Graham and I will disagree (probably) about this, but it’s also the case that Derrida genuinely seemed to love the texts he was writing about. Most Derrideans often spend their time chastising something called “the metaphysics of presence” and thus a whole swath of the philosophical tradition without knowing what this means; Derrida was never so irresponsible. The “Comp Lit” Derrida is unbearable. The “Levinasian” Derrida is a moralistic schmuck. But Derrida read Kant closely, he read Hegel’s entire oeuvre closely, he read Plato with a real feel for his cadences, sided early and often with Husserl over Heidegger, and on and on. And his attunement to European ethnocentrism as central to his overall project—it’s right there in Of Grammatology—is something I also appreciate. I don’t often read him anymore, given my time constraints, but when I do, I’ll just pick up an essay, make sure to put down the pen, and just enjoy reading. One can’t separate, as much as we like, the aesthetics of reading—the readerly jouissance—from the philosophical positions we will take given whom we read. Sure, there’s a lot of essays where you wait for him to circle around to a point that never really comes, but he was also a sensitive and beautiful writer on such topics as mourning: he never had the fetish for the Other that readers of his later work sometimes attribute to him, and he continues to be a helpful interlocutor when I approach a range of topics.

But that doesn’t make me a Derridean. Because how could I follow someone who told me not to follow him, and thus I’m following him when I don’t follow him, and therefore I’m not following what I think I’m following…..szzzzz.….

4 comments

  1. Thank you for posting this. I studied as an undergraduate many years ago (20+) at Stony Brook and read Derrida with some good philosophers (David Allison, Mary Rawlins, Ed Casey) – its funny that at least two of them didn’t care for any of Derrida’s work from the mid 1970’s on.

    But I agree with you that no matter how trite most Derrideans are I always thought that Derrida himself to be a thoughtful reader of the cannon – and a pleasure to read.
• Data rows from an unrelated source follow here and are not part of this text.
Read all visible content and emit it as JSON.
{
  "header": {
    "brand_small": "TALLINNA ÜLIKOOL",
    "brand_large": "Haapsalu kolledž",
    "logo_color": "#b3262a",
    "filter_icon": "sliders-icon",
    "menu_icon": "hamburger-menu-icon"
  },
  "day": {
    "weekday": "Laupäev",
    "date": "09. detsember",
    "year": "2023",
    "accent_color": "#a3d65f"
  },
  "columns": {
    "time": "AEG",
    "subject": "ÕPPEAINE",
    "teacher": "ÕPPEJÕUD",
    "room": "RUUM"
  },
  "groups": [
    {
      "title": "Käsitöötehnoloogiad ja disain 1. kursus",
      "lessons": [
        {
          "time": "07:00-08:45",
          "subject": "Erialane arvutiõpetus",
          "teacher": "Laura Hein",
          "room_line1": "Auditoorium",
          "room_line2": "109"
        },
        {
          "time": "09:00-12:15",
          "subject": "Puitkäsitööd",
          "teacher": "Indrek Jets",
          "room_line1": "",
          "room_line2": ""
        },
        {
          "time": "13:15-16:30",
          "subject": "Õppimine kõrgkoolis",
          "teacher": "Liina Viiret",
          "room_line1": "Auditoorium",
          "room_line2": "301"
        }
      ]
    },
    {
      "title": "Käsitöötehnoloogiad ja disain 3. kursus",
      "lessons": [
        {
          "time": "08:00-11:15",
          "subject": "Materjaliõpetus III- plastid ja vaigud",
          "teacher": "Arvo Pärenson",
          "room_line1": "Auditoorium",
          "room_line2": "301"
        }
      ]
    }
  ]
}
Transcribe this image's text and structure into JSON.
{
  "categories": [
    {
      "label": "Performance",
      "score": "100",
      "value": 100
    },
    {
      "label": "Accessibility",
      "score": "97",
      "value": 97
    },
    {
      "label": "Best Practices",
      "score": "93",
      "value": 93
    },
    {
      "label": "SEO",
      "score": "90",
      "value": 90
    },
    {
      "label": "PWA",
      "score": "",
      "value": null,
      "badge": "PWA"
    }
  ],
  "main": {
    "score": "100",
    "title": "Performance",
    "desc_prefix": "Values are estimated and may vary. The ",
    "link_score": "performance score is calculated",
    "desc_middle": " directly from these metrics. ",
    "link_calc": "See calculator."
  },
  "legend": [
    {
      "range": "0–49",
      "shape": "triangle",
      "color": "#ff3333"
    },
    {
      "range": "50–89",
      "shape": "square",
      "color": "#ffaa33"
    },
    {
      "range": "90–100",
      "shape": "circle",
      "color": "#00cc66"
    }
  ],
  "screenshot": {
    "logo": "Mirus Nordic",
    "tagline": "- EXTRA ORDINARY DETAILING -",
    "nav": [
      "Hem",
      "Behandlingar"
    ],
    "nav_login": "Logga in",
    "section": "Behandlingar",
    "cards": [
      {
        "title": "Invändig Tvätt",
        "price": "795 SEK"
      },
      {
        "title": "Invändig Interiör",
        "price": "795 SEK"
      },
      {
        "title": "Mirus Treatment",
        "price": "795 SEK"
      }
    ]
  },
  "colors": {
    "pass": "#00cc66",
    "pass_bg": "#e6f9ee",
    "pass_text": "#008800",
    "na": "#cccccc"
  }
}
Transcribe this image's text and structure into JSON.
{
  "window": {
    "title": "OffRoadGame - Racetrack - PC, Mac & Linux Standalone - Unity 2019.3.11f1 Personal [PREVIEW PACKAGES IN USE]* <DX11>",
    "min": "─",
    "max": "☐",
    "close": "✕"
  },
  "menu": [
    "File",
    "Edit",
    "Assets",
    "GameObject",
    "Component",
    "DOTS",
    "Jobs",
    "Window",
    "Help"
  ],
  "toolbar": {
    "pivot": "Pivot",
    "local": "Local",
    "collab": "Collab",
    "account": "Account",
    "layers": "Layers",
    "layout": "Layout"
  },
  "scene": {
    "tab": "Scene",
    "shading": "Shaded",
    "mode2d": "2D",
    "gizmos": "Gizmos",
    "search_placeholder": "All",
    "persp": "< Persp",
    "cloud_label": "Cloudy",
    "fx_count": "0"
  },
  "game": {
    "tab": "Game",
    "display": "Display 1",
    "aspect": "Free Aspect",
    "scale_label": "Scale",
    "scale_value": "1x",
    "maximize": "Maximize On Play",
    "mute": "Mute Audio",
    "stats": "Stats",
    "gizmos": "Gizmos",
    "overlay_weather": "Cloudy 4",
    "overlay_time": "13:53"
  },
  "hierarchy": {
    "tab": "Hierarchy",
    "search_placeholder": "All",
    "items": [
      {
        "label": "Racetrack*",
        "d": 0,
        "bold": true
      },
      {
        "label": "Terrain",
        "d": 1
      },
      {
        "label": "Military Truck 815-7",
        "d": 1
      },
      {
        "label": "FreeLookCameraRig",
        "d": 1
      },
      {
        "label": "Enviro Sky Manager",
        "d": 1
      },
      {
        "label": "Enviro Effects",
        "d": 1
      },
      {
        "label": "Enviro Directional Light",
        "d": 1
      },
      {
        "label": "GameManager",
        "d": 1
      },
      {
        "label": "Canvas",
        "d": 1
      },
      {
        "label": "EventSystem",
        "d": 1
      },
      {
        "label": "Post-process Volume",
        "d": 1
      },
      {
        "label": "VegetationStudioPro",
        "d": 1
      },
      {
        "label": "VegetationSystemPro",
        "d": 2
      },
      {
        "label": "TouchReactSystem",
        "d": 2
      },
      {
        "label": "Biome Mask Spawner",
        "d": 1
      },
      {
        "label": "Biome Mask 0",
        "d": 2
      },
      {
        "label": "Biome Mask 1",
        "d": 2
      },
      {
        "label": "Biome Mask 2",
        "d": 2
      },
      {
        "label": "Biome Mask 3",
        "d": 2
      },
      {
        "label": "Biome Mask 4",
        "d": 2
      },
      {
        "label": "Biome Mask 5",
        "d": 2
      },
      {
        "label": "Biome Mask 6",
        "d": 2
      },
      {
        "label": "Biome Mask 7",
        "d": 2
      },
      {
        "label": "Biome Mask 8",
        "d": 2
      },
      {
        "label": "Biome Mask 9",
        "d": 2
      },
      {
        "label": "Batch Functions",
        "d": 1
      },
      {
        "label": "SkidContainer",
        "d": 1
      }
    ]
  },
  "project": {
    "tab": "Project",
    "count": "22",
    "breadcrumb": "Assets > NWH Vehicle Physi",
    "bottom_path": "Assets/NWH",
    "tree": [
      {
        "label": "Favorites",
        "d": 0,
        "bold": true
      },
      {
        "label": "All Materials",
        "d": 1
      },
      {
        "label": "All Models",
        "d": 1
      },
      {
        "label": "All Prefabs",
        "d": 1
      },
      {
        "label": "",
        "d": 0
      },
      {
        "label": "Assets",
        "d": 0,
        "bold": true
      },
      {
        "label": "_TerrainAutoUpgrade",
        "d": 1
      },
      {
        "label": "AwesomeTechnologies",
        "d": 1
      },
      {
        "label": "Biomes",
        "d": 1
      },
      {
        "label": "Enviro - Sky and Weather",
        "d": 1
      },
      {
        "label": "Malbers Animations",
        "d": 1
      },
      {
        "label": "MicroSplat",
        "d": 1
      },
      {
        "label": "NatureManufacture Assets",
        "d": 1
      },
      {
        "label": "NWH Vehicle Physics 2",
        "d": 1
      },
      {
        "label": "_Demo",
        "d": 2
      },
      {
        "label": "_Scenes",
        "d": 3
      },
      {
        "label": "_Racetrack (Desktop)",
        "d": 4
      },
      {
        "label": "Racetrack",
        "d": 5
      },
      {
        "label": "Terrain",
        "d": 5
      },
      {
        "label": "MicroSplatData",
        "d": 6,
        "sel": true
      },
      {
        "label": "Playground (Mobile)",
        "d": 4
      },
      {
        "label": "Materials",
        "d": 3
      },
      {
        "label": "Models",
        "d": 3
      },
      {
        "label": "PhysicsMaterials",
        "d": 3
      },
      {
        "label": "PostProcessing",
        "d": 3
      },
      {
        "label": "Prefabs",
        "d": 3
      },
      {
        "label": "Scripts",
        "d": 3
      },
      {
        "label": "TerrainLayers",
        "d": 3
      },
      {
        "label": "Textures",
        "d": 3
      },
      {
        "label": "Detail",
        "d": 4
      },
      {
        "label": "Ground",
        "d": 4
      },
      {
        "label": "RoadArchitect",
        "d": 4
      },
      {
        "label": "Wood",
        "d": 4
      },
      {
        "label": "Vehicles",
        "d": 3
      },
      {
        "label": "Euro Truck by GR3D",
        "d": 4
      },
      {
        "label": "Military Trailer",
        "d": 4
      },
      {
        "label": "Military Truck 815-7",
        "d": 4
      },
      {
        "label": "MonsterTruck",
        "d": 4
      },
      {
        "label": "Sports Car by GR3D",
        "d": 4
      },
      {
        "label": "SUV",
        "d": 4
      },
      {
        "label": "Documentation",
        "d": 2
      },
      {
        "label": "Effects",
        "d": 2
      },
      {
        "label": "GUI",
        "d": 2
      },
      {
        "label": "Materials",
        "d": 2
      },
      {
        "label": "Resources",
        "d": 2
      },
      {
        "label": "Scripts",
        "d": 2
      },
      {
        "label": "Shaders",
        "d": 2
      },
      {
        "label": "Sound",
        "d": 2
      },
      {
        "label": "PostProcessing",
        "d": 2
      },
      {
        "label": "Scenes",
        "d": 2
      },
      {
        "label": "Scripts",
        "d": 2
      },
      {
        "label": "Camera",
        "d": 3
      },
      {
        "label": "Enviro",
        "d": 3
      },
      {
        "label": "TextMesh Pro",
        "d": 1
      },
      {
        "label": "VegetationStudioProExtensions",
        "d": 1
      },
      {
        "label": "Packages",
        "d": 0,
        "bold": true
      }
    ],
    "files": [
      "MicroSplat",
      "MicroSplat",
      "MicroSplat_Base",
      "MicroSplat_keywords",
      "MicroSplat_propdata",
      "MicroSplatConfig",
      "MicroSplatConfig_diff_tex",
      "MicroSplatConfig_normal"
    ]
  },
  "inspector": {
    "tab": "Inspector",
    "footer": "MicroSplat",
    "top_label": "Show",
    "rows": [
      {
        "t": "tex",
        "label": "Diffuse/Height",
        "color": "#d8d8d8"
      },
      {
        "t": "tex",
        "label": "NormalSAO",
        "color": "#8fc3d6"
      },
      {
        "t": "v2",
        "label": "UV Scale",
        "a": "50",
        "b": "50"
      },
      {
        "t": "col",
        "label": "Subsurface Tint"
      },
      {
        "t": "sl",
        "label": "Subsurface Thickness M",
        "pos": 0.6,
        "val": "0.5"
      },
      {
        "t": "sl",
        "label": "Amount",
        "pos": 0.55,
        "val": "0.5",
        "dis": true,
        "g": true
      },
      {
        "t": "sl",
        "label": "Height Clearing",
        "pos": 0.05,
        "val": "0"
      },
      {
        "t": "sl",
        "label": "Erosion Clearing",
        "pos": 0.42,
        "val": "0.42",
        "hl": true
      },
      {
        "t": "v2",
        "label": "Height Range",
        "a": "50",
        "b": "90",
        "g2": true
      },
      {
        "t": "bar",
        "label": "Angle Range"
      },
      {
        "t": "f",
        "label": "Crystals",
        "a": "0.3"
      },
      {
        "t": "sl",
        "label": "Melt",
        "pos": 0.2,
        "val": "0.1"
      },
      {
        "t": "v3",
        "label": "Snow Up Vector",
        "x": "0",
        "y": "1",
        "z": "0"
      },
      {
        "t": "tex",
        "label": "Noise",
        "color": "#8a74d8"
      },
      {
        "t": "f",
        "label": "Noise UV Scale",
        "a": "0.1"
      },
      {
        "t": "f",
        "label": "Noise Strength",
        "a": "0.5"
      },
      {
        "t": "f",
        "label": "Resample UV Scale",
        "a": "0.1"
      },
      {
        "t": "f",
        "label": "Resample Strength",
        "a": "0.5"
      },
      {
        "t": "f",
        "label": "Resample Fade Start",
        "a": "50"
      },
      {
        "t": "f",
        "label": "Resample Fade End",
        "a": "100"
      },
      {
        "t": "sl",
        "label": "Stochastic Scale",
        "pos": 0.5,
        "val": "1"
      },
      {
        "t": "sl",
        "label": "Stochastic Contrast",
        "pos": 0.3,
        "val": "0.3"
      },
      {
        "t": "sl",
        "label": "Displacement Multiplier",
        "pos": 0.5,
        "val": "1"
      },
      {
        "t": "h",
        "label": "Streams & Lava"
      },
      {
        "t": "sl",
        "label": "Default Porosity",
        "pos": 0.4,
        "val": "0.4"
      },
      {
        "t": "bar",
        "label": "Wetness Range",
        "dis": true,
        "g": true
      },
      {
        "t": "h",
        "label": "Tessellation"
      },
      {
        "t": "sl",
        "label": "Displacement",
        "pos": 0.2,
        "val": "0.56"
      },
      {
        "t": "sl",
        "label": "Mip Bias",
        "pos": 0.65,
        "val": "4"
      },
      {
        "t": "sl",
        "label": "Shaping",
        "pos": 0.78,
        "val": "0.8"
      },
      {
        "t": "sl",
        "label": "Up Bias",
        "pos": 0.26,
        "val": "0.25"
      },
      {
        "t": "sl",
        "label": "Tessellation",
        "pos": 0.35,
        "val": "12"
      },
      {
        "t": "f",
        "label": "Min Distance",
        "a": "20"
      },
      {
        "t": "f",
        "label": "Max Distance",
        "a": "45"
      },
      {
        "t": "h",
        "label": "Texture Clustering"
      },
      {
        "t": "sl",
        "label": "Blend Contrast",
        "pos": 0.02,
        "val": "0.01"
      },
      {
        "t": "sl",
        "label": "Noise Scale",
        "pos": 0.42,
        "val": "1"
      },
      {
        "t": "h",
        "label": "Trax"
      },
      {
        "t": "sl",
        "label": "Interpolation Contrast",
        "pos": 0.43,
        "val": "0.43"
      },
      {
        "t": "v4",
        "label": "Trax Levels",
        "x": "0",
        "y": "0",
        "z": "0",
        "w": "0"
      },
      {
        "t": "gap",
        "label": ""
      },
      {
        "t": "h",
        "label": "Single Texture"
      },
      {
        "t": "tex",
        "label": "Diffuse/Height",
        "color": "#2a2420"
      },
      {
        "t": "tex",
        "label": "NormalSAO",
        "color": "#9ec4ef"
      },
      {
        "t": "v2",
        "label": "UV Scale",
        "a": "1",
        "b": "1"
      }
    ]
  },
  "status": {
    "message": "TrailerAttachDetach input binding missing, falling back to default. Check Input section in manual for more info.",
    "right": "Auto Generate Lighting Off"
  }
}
    1. I don’t want to suggest that Ed or David didn’t care for Derrida at that point. David at that time was simply working on Descartes and Ed was doing his place stuff, and the colloquium series was always bringing in phenomenologists. Plus in terms of courses, there was a lot of phenomenology. In any case, my minimal point was that I wasn’t hit over the head with his work, so I could approach him in very different way than seeming like another ideologue of Derrida in the department.